Go dream - go try them - whatever you learn along the way you can use for the next one and next one - no matter how they turn out - just pursuing a dream is a tremendous accomplishment!
Posted by: Dscofield | January 08, 2012 at 08:43 AM
"...I’m interested in too many diverse things for them to guide me". "No one is going to tell me what I can accomplish and lay it all at my feet." I can relate.
I have been wondering what my next dream is...but not too much. For a little while I'm just enjoying "being"and the joy of accomplished dreams.
Posted by: Maria | January 08, 2012 at 10:02 AM
Keeping a daily journal is one of the best ways for me to balance what Maria describes as "enjoying being," while identifying and pursuing my dreams. This habit forces me to take regular inventory of my blessings and challenges (which are sometimes blessings in disguise), and helps me be accountable for goals I set when I write and later re-read my entries. In other words, this documents the things that "make me tick" and provides comfort. Amelia, I can tell you are a smart, talented woman, and I can't wait to hear about the results of your "dream dating." Good luck!
Posted by: Megan Nelson | January 08, 2012 at 01:38 PM
I'm Katrina, Amelia's sister. I too mourn the loss of my ballet career. I actually had a dream last night that I was at a ballet dance class and the teachers came and wanted me to be in a recital. Not the prima ballerina or antything, but still. Practice on Mon Wed and Fri from 4:30 to 5:30 for 12 weeks....then I went and asked my husband if I could do it and he said no (in my dream) because I had to be with the children while he went to play soccer and attend his chuch meetings. C'est La Vie.

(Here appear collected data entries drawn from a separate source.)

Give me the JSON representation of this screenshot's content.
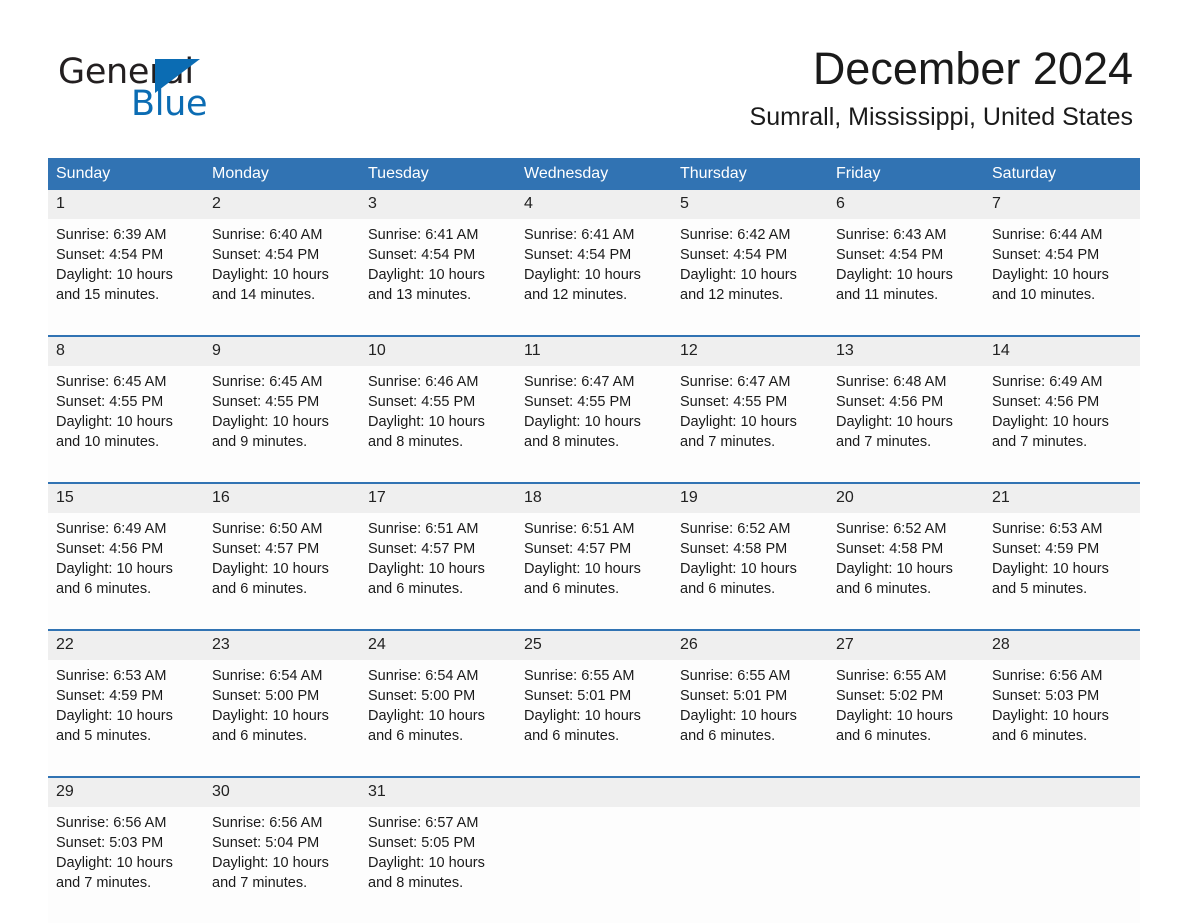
{
  "brand": {
    "name_part1": "General",
    "name_part2": "Blue",
    "triangle_color": "#0b6cb3",
    "text_color": "#231f20"
  },
  "header": {
    "month_title": "December 2024",
    "location": "Sumrall, Mississippi, United States"
  },
  "theme": {
    "header_blue": "#3173b3",
    "daynum_band": "#efefef",
    "page_background": "#ffffff",
    "text": "#1a1a1a"
  },
  "calendar": {
    "weekday_headers": [
      "Sunday",
      "Monday",
      "Tuesday",
      "Wednesday",
      "Thursday",
      "Friday",
      "Saturday"
    ],
    "weeks": [
      {
        "days": [
          {
            "date": "1",
            "sunrise": "Sunrise: 6:39 AM",
            "sunset": "Sunset: 4:54 PM",
            "daylight_line1": "Daylight: 10 hours",
            "daylight_line2": "and 15 minutes."
          },
          {
            "date": "2",
            "sunrise": "Sunrise: 6:40 AM",
            "sunset": "Sunset: 4:54 PM",
            "daylight_line1": "Daylight: 10 hours",
            "daylight_line2": "and 14 minutes."
          },
          {
            "date": "3",
            "sunrise": "Sunrise: 6:41 AM",
            "sunset": "Sunset: 4:54 PM",
            "daylight_line1": "Daylight: 10 hours",
            "daylight_line2": "and 13 minutes."
          },
          {
            "date": "4",
            "sunrise": "Sunrise: 6:41 AM",
            "sunset": "Sunset: 4:54 PM",
            "daylight_line1": "Daylight: 10 hours",
            "daylight_line2": "and 12 minutes."
          },
          {
            "date": "5",
            "sunrise": "Sunrise: 6:42 AM",
            "sunset": "Sunset: 4:54 PM",
            "daylight_line1": "Daylight: 10 hours",
            "daylight_line2": "and 12 minutes."
          },
          {
            "date": "6",
            "sunrise": "Sunrise: 6:43 AM",
            "sunset": "Sunset: 4:54 PM",
            "daylight_line1": "Daylight: 10 hours",
            "daylight_line2": "and 11 minutes."
          },
          {
            "date": "7",
            "sunrise": "Sunrise: 6:44 AM",
            "sunset": "Sunset: 4:54 PM",
            "daylight_line1": "Daylight: 10 hours",
            "daylight_line2": "and 10 minutes."
          }
        ]
      },
      {
        "days": [
          {
            "date": "8",
            "sunrise": "Sunrise: 6:45 AM",
            "sunset": "Sunset: 4:55 PM",
            "daylight_line1": "Daylight: 10 hours",
            "daylight_line2": "and 10 minutes."
          },
          {
            "date": "9",
            "sunrise": "Sunrise: 6:45 AM",
            "sunset": "Sunset: 4:55 PM",
            "daylight_line1": "Daylight: 10 hours",
            "daylight_line2": "and 9 minutes."
          },
          {
            "date": "10",
            "sunrise": "Sunrise: 6:46 AM",
            "sunset": "Sunset: 4:55 PM",
            "daylight_line1": "Daylight: 10 hours",
            "daylight_line2": "and 8 minutes."
          },
          {
            "date": "11",
            "sunrise": "Sunrise: 6:47 AM",
            "sunset": "Sunset: 4:55 PM",
            "daylight_line1": "Daylight: 10 hours",
            "daylight_line2": "and 8 minutes."
          },
          {
            "date": "12",
            "sunrise": "Sunrise: 6:47 AM",
            "sunset": "Sunset: 4:55 PM",
            "daylight_line1": "Daylight: 10 hours",
            "daylight_line2": "and 7 minutes."
          },
          {
            "date": "13",
            "sunrise": "Sunrise: 6:48 AM",
            "sunset": "Sunset: 4:56 PM",
            "daylight_line1": "Daylight: 10 hours",
            "daylight_line2": "and 7 minutes."
          },
          {
            "date": "14",
            "sunrise": "Sunrise: 6:49 AM",
            "sunset": "Sunset: 4:56 PM",
            "daylight_line1": "Daylight: 10 hours",
            "daylight_line2": "and 7 minutes."
          }
        ]
      },
      {
        "days": [
          {
            "date": "15",
            "sunrise": "Sunrise: 6:49 AM",
            "sunset": "Sunset: 4:56 PM",
            "daylight_line1": "Daylight: 10 hours",
            "daylight_line2": "and 6 minutes."
          },
          {
            "date": "16",
            "sunrise": "Sunrise: 6:50 AM",
            "sunset": "Sunset: 4:57 PM",
            "daylight_line1": "Daylight: 10 hours",
            "daylight_line2": "and 6 minutes."
          },
          {
            "date": "17",
            "sunrise": "Sunrise: 6:51 AM",
            "sunset": "Sunset: 4:57 PM",
            "daylight_line1": "Daylight: 10 hours",
            "daylight_line2": "and 6 minutes."
          },
          {
            "date": "18",
            "sunrise": "Sunrise: 6:51 AM",
            "sunset": "Sunset: 4:57 PM",
            "daylight_line1": "Daylight: 10 hours",
            "daylight_line2": "and 6 minutes."
          },
          {
            "date": "19",
            "sunrise": "Sunrise: 6:52 AM",
            "sunset": "Sunset: 4:58 PM",
            "daylight_line1": "Daylight: 10 hours",
            "daylight_line2": "and 6 minutes."
          },
          {
            "date": "20",
            "sunrise": "Sunrise: 6:52 AM",
            "sunset": "Sunset: 4:58 PM",
            "daylight_line1": "Daylight: 10 hours",
            "daylight_line2": "and 6 minutes."
          },
          {
            "date": "21",
            "sunrise": "Sunrise: 6:53 AM",
            "sunset": "Sunset: 4:59 PM",
            "daylight_line1": "Daylight: 10 hours",
            "daylight_line2": "and 5 minutes."
          }
        ]
      },
      {
        "days": [
          {
            "date": "22",
            "sunrise": "Sunrise: 6:53 AM",
            "sunset": "Sunset: 4:59 PM",
            "daylight_line1": "Daylight: 10 hours",
            "daylight_line2": "and 5 minutes."
          },
          {
            "date": "23",
            "sunrise": "Sunrise: 6:54 AM",
            "sunset": "Sunset: 5:00 PM",
            "daylight_line1": "Daylight: 10 hours",
            "daylight_line2": "and 6 minutes."
          },
          {
            "date": "24",
            "sunrise": "Sunrise: 6:54 AM",
            "sunset": "Sunset: 5:00 PM",
            "daylight_line1": "Daylight: 10 hours",
            "daylight_line2": "and 6 minutes."
          },
          {
            "date": "25",
            "sunrise": "Sunrise: 6:55 AM",
            "sunset": "Sunset: 5:01 PM",
            "daylight_line1": "Daylight: 10 hours",
            "daylight_line2": "and 6 minutes."
          },
          {
            "date": "26",
            "sunrise": "Sunrise: 6:55 AM",
            "sunset": "Sunset: 5:01 PM",
            "daylight_line1": "Daylight: 10 hours",
            "daylight_line2": "and 6 minutes."
          },
          {
            "date": "27",
            "sunrise": "Sunrise: 6:55 AM",
            "sunset": "Sunset: 5:02 PM",
            "daylight_line1": "Daylight: 10 hours",
            "daylight_line2": "and 6 minutes."
          },
          {
            "date": "28",
            "sunrise": "Sunrise: 6:56 AM",
            "sunset": "Sunset: 5:03 PM",
            "daylight_line1": "Daylight: 10 hours",
            "daylight_line2": "and 6 minutes."
          }
        ]
      },
      {
        "days": [
          {
            "date": "29",
            "sunrise": "Sunrise: 6:56 AM",
            "sunset": "Sunset: 5:03 PM",
            "daylight_line1": "Daylight: 10 hours",
            "daylight_line2": "and 7 minutes."
          },
          {
            "date": "30",
            "sunrise": "Sunrise: 6:56 AM",
            "sunset": "Sunset: 5:04 PM",
            "daylight_line1": "Daylight: 10 hours",
            "daylight_line2": "and 7 minutes."
          },
          {
            "date": "31",
            "sunrise": "Sunrise: 6:57 AM",
            "sunset": "Sunset: 5:05 PM",
            "daylight_line1": "Daylight: 10 hours",
            "daylight_line2": "and 8 minutes."
          },
          {
            "date": "",
            "sunrise": "",
            "sunset": "",
            "daylight_line1": "",
            "daylight_line2": ""
          },
          {
            "date": "",
            "sunrise": "",
            "sunset": "",
            "daylight_line1": "",
            "daylight_line2": ""
          },
          {
            "date": "",
            "sunrise": "",
            "sunset": "",
            "daylight_line1": "",
            "daylight_line2": ""
          },
          {
            "date": "",
            "sunrise": "",
            "sunset": "",
            "daylight_line1": "",
            "daylight_line2": ""
          }
        ]
      }
    ]
  }
}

Posted by: Katrina | January 08, 2012 at 01:52 PM
We are looking forward to reading your posts. As a career changer myself (I am on my fourth), I have found being a parent and attending school takes more time then when I was not a parent. So be patient with yourself and the process...life will unfold when your passions come to your surface/awareness. As mothers we put part of ourselves aside for a while, then we have to reach into our brain and really think/plan (with expected interruptions. Good Luck with your transition, we are excited to hear about your journey.
Thanks for sharing your zig zag journey!
Posted by: Jeanne Boudreau | January 08, 2012 at 05:49 PM
Absolutely loved this post! Made me laugh and feel determined, the perfect pick-me-up. I hope you post back on what you decide to do. Thanks for sharing.
Posted by: Elizabeth Keeler | January 08, 2012 at 10:28 PM
Thanks for all your comments! I feel like I have my own little cheering section, which is what I would think everyone needs now and then.
Posted by: amelia | January 16, 2012 at 08:34 PM
Thanks for this post, Amelia. And yes, we ARE your cheering section! Motherhood is a beautiful, wonderful privilege, but that doesn't mean that the "person" inside the mom has to lie dormant. We'd love to have you write for us at The Power of Moms (www.powerofmoms.com).
I'm not the knitting, quilting, scrap-booking kind of mom either (I'm just so bad at it, and I don't enjoy it), but there are TONS of opportunities for women to thrive as they mother. It's fun for us all to uplift each other online. The Internet is such a blessing!
Looking forward to getting to know you more in the future!